Emily Cannon

Undergraduate Student
Randolph-Macon College
Ashland, Virginia, USA

Fall 2018, I audited a course at Randolph-Macon College taught by Dr. Eve Torrence called Making Mathematics. In that course, based on Crafting Conundrums, by Ellie Baker and Susan Goldstine, I learned that various mathematical concepts could be represented by a fiber arts technique called bead crochet. I absolutely loved the course; even afterward, I stuck with it. When I studied abroad in Japan the following spring, I had the opportunity to purchase lots of my favorite seed beads, and I made my first necklace.
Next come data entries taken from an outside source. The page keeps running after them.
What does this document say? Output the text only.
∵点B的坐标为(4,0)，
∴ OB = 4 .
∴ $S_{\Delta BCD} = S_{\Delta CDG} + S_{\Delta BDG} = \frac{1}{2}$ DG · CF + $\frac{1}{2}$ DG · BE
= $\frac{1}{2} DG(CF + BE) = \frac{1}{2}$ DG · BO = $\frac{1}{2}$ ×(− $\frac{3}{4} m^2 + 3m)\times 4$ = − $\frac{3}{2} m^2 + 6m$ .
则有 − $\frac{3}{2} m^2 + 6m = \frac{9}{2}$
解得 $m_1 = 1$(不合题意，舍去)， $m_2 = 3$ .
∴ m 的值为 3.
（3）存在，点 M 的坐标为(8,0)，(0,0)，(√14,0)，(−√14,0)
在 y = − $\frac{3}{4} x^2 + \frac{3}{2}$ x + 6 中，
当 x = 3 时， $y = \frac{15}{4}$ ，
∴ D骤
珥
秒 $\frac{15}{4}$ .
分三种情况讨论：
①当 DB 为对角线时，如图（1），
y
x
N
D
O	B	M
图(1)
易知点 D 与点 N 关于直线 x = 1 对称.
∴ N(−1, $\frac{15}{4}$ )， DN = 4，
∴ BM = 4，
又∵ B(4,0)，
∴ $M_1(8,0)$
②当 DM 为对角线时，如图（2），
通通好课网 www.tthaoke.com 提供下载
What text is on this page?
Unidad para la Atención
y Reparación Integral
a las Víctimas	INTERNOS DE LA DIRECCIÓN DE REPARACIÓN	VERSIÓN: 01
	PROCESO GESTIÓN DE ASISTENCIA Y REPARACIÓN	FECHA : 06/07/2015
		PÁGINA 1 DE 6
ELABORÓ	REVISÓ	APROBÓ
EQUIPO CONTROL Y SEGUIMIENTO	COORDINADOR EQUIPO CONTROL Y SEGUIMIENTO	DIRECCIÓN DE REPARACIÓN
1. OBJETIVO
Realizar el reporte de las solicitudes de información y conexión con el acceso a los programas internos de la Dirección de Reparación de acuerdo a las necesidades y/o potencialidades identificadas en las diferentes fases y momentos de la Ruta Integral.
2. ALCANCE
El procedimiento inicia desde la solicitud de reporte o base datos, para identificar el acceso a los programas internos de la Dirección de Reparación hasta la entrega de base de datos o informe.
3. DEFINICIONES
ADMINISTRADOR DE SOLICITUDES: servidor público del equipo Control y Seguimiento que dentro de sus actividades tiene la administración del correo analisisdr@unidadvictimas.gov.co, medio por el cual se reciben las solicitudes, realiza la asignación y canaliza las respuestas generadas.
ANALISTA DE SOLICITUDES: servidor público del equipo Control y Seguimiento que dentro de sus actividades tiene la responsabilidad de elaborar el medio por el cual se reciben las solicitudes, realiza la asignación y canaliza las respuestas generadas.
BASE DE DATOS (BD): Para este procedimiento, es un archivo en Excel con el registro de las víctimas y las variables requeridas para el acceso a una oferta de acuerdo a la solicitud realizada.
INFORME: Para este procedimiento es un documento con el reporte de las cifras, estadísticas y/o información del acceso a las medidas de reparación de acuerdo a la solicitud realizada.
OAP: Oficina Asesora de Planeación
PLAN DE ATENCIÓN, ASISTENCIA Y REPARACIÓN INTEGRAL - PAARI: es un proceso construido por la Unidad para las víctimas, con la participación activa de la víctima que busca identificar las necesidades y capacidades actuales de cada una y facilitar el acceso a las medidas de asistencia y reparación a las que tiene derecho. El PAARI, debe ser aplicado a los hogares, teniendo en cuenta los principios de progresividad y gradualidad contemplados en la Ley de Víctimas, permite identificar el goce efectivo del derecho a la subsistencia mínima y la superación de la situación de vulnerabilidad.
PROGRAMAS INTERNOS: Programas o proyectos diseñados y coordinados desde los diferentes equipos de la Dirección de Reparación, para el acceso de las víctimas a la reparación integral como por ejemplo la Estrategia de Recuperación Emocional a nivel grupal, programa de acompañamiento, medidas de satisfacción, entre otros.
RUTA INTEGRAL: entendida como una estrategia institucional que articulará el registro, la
Last fall, when it came time to start my mathematics capstone, I knew I wanted to do something with bead crochet. Thus, after doing a great deal of searching for ideas, I decided on trying to represent fractals with this technique.

Beaded Jewelry Set with Fractal Step Designs
Beaded Jewelry Set with Fractal Step Designs
29 x 18 x 1 cm
Size 11 Miyuki Delica glass seed beads, and polyester thread

The larger necklace, made with 8,160 beads, shows iterations of the Sierpinski triangle; the design of the third step is based on Pascal's triangle colored modulo 2, and the other steps stem from that design. Matching earrings were created using peyote stitch. The choker is a representation of the Cantor set, with six steps and roughly 2,916 beads. Each step twists around the choker, following the technique's natural spiral. The remaining pair of earrings shows the combination of the generators of two square fractals. This idea came from a paper by Cotton, McLeman, and Pinchock: "On Combining and Convolving Fractals," The College Mathematics Journal, March 2015. The two generators are on top, the two possible combinations below.